A capital angolana prepara-se para aprovar a Declaração de Luanda, um documento que exige às grandes potências mundiais a preservação da vida humana e o fim dos conflitos armados. Esta posição de impacto marca o encerramento da 3.ª edição da Iniciativa da Aliança das Civilizações das Nações Unidas, que decorre quinta e sexta-feira.
O exemplo angolano na pacificação
Miguel Moratinos, subsecretário-geral da ONU, reuniu-se com o Presidente João Lourenço e elogiou o percurso de Angola. O país, após décadas de guerra civil, transformou-se num símbolo de progresso e num ator fundamental na mediação de crises regionais.
O representante das Nações Unidas sublinhou que a atual conjuntura global exige mensagens claras contra a proliferação de armas. A liderança angolana prova que o diálogo constante é o caminho seguro para estabilizar nações divididas.

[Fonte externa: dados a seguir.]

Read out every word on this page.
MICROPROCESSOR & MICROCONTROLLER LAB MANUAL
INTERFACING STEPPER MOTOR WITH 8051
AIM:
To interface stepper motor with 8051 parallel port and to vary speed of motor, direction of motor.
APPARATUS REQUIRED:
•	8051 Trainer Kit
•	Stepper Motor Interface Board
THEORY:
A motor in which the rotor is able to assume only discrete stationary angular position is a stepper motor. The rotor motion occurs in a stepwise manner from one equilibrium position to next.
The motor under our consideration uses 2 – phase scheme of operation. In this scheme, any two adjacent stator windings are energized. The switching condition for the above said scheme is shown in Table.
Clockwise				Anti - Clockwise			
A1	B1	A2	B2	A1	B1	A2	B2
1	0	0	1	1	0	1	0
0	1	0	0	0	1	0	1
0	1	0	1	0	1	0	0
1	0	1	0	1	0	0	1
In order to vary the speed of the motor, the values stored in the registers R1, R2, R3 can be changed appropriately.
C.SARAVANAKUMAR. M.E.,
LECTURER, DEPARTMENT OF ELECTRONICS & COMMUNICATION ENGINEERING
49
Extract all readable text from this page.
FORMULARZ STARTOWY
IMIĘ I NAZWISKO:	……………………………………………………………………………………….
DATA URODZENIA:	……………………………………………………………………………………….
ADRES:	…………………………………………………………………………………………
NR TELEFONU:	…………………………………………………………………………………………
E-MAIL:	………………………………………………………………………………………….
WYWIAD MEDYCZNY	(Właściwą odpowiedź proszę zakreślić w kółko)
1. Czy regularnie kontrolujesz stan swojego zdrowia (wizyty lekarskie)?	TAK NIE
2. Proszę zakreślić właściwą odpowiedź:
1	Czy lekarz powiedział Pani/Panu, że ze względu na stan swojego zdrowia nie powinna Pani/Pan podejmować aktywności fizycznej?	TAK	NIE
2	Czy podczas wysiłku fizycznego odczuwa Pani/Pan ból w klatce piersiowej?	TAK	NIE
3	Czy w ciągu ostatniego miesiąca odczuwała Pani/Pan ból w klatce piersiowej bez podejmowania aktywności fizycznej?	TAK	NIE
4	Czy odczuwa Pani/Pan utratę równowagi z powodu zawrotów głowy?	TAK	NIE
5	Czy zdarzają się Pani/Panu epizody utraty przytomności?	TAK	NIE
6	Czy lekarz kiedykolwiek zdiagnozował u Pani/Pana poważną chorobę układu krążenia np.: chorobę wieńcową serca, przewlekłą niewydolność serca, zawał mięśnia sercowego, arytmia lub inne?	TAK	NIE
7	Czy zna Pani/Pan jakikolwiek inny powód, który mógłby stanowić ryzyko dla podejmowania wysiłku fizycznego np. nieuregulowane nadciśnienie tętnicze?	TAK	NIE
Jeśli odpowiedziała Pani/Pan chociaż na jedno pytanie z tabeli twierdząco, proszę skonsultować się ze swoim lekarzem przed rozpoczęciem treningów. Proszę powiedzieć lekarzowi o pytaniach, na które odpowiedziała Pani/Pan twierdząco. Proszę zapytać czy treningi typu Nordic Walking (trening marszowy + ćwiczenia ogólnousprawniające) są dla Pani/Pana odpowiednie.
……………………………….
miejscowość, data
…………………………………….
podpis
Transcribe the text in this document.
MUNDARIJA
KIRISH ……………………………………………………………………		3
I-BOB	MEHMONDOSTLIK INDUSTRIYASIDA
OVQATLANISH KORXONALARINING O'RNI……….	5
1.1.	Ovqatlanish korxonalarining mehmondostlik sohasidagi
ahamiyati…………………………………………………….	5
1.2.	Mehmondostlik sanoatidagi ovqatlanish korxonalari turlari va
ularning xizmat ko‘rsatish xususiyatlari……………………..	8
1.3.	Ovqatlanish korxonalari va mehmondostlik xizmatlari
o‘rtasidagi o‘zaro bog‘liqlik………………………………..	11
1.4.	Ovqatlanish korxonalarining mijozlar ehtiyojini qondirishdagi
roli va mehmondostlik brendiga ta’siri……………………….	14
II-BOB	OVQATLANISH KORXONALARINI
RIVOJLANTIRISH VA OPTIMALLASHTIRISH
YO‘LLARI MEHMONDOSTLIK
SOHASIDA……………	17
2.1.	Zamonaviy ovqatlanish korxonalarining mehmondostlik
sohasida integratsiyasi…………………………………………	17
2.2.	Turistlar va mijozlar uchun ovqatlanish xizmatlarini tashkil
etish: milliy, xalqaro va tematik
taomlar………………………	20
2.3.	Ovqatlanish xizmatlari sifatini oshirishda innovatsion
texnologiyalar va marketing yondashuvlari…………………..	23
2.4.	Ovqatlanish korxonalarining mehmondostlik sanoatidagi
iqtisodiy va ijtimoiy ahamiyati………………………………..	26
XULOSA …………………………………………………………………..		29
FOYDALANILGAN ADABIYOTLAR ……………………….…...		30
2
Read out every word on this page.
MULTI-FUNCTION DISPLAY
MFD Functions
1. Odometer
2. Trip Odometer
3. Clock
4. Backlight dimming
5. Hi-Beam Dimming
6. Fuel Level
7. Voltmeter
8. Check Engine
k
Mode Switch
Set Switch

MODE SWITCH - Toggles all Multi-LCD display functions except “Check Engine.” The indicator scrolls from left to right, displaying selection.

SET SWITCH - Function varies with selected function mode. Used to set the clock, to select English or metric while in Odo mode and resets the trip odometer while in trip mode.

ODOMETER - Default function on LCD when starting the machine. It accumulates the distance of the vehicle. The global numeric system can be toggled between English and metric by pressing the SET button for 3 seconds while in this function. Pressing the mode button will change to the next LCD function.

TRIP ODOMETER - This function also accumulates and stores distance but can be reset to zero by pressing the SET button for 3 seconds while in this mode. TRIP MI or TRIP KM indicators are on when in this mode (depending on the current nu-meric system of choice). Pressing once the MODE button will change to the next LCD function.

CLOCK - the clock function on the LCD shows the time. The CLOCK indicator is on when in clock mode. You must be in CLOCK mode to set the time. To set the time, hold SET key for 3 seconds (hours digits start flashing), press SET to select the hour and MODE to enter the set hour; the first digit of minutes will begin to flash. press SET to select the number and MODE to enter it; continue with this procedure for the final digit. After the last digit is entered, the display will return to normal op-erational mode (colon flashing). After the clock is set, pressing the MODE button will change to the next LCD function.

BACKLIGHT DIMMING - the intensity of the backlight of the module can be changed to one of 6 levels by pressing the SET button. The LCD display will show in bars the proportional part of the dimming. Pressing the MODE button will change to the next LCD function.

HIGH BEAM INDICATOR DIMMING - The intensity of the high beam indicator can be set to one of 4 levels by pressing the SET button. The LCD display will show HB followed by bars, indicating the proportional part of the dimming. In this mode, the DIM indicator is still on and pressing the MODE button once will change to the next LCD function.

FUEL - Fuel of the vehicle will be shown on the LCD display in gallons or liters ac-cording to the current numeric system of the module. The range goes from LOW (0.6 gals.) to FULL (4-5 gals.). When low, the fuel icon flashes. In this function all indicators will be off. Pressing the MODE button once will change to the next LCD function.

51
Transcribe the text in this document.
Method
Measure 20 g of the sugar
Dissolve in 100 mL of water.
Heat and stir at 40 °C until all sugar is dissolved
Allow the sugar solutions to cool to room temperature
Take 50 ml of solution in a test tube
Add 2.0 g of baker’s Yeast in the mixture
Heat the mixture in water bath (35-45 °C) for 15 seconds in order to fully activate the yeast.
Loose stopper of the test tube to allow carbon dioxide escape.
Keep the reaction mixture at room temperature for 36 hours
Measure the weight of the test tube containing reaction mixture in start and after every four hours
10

A ameaça dos mercenários em África
A agenda da cimeira dedica atenção prioritária a ameaças reais e contemporâneas. Dionísio da Fonseca, ministro de Estado e chefe da Casa Civil, apontou o recrutamento de mercenários como um fator severo de desestabilização. Estes grupos armados provocam alterações inconstitucionais de regimes e destroem a coesão social, especialmente no continente africano.
O programa reserva ainda espaço para debater a prevenção de conflitos através da base da sociedade. As mulheres, os jovens e os líderes religiosos assumem o protagonismo na construção de comunidades mais pacíficas e tolerantes.
De Guernica a Luanda
A iniciativa da ONU carrega um enorme simbolismo histórico. Os encontros anteriores aconteceram em cidades outrora devastadas pela guerra: Guernica, bombardeada em 1937, e Sarajevo, que sofreu um longo cerco na década de 1990.
Agora, o evento em solo angolano inicia-se com uma homenagem às vítimas do processo de pacificação nacional. Chefes de Estado de vários países africanos juntam-se às Nações Unidas e à União Africana num esforço partilhado para garantir o respeito pelo direito internacional.